For p < .05, the neurons that are not significantly tuned, at least in my code, are neurons:

41, 42, 43, 55, 56, 66, 76, 85

If anyone is really struggling, just come and see me, I can help. I'd rather everyone see the assignment through to the end, even if you need some help, than for some to not finish.

As a benchmark, here are the PDs (in radians) of the 5 repetitions for the data from neuron 001, using the supplied platemethod function in MATLAB:

4.0845 4.3150 4.3715 4.3153 4.2462

You should get something pretty much identical in your Python or R version of the platemethod function.

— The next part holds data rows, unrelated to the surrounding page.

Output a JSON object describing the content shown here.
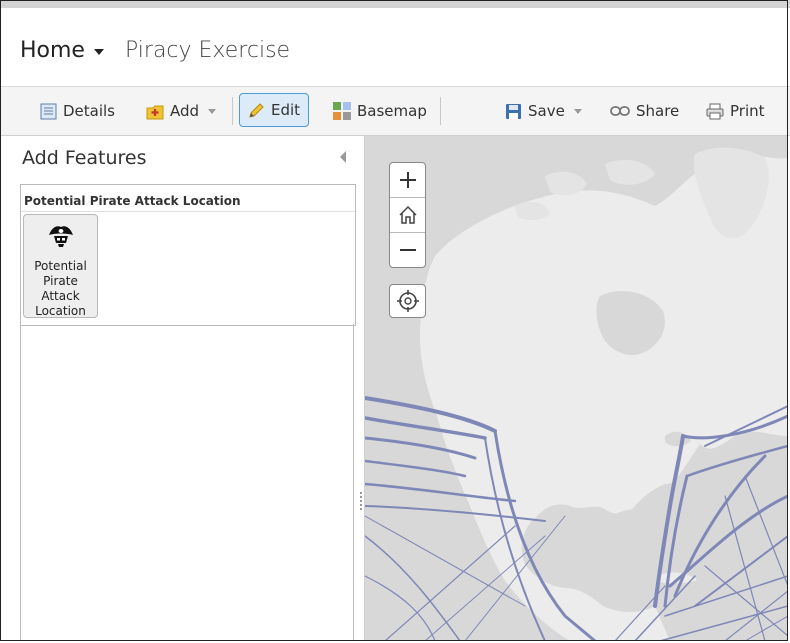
{
  "header": {
    "home_label": "Home",
    "map_title": "Piracy Exercise"
  },
  "toolbar": {
    "details_label": "Details",
    "add_label": "Add",
    "edit_label": "Edit",
    "basemap_label": "Basemap",
    "save_label": "Save",
    "share_label": "Share",
    "print_label": "Print"
  },
  "panel": {
    "title": "Add Features",
    "layer_name": "Potential Pirate Attack Location",
    "templates": [
      {
        "label": "Potential Pirate Attack Location",
        "icon": "pirate-hat-icon"
      }
    ]
  },
  "map": {
    "controls": {
      "zoom_in": "+",
      "zoom_out": "−"
    },
    "colors": {
      "land": "#ececec",
      "water": "#d8d8d8",
      "routes": "#7f87b7"
    }
  }
}
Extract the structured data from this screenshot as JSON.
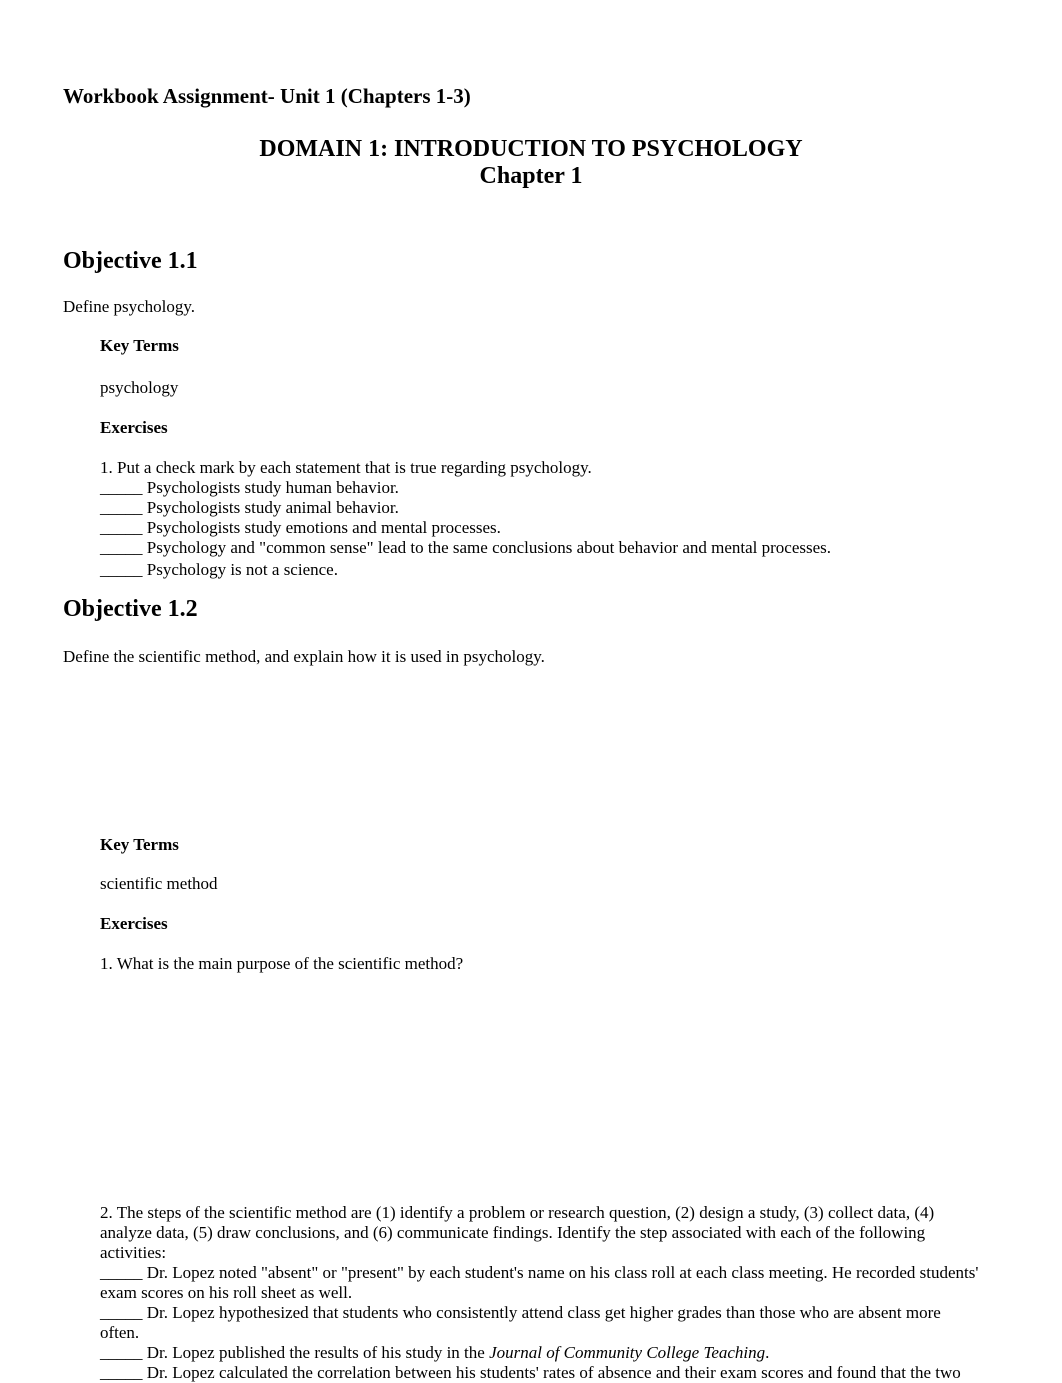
{
  "document": {
    "title": "Workbook Assignment- Unit 1 (Chapters 1-3)",
    "domain_heading": "DOMAIN 1: INTRODUCTION TO PSYCHOLOGY",
    "chapter_heading": "Chapter 1"
  },
  "objectives": [
    {
      "heading": "Objective 1.1",
      "description": "Define psychology.",
      "key_terms_label": "Key Terms",
      "key_terms": [
        "psychology"
      ],
      "exercises_label": "Exercises",
      "exercises": [
        {
          "prompt": "1. Put a check mark by each statement that is true regarding psychology.",
          "blank": "_____",
          "items": [
            "Psychologists study human behavior.",
            "Psychologists study animal behavior.",
            "Psychologists study emotions and mental processes.",
            "Psychology and \"common sense\" lead to the same conclusions about behavior and mental processes.",
            "Psychology is not a science."
          ]
        }
      ]
    },
    {
      "heading": "Objective 1.2",
      "description": "Define the scientific method, and explain how it is used in psychology.",
      "key_terms_label": "Key Terms",
      "key_terms": [
        "scientific method"
      ],
      "exercises_label": "Exercises",
      "exercises": [
        {
          "prompt": "1. What is the main purpose of the scientific method?"
        },
        {
          "prompt": "2. The steps of the scientific method are (1) identify a problem or research question, (2) design a study, (3) collect data, (4) analyze data, (5) draw conclusions, and (6) communicate findings.  Identify the step associated with each of the following activities:",
          "blank": "_____",
          "items": [
            "Dr. Lopez noted \"absent\" or \"present\" by each student's name on his class roll at each class meeting.  He recorded students' exam scores on his roll sheet as well.",
            "Dr. Lopez hypothesized that students who consistently attend class get higher grades than those who are absent more often.",
            "Dr. Lopez published the results of his study in the",
            "Dr. Lopez calculated the correlation between his students' rates of absence and their exam scores and found that the two"
          ],
          "journal_name": "Journal of Community College Teaching",
          "journal_suffix": "."
        }
      ]
    }
  ]
}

Here is what the first 3 lines of PD.txt look like for my solution (where I take the entire 5x8 dataset for each neuron as a whole and compute PD):

4.29683956 4.16177382 4.26387645

When I compute a neuron's PD as the mean (using circular stats approach) of the 5 PDs for the 5 trials, I get the following mean PDs for the first 3 neurons:

4.26666622 3.97270313 4.37791813

You can compute PD for each neuron using either of these methods, it's up to you.

### Speed Contest

Finally, **time your code**: how long does it take to compute the
estimate of the preferred direction, and the bootstrap probability,
for all 100 neurons, using 10,000 bootstrap iterations? We will have a
contest to see whose code runs the fastest (we will run it on my
laptop). The winner gets a prize.

The leaderboard will be updated as people submit their code:

### Your code

When writing your code, assume the data are located in a subdirectory
relative to the location of your code, called `neurondata/`

. You can
download the data directory here:

I should be able to put your code in a directory containing
`neurondata/`

and run your code without adjusting anything.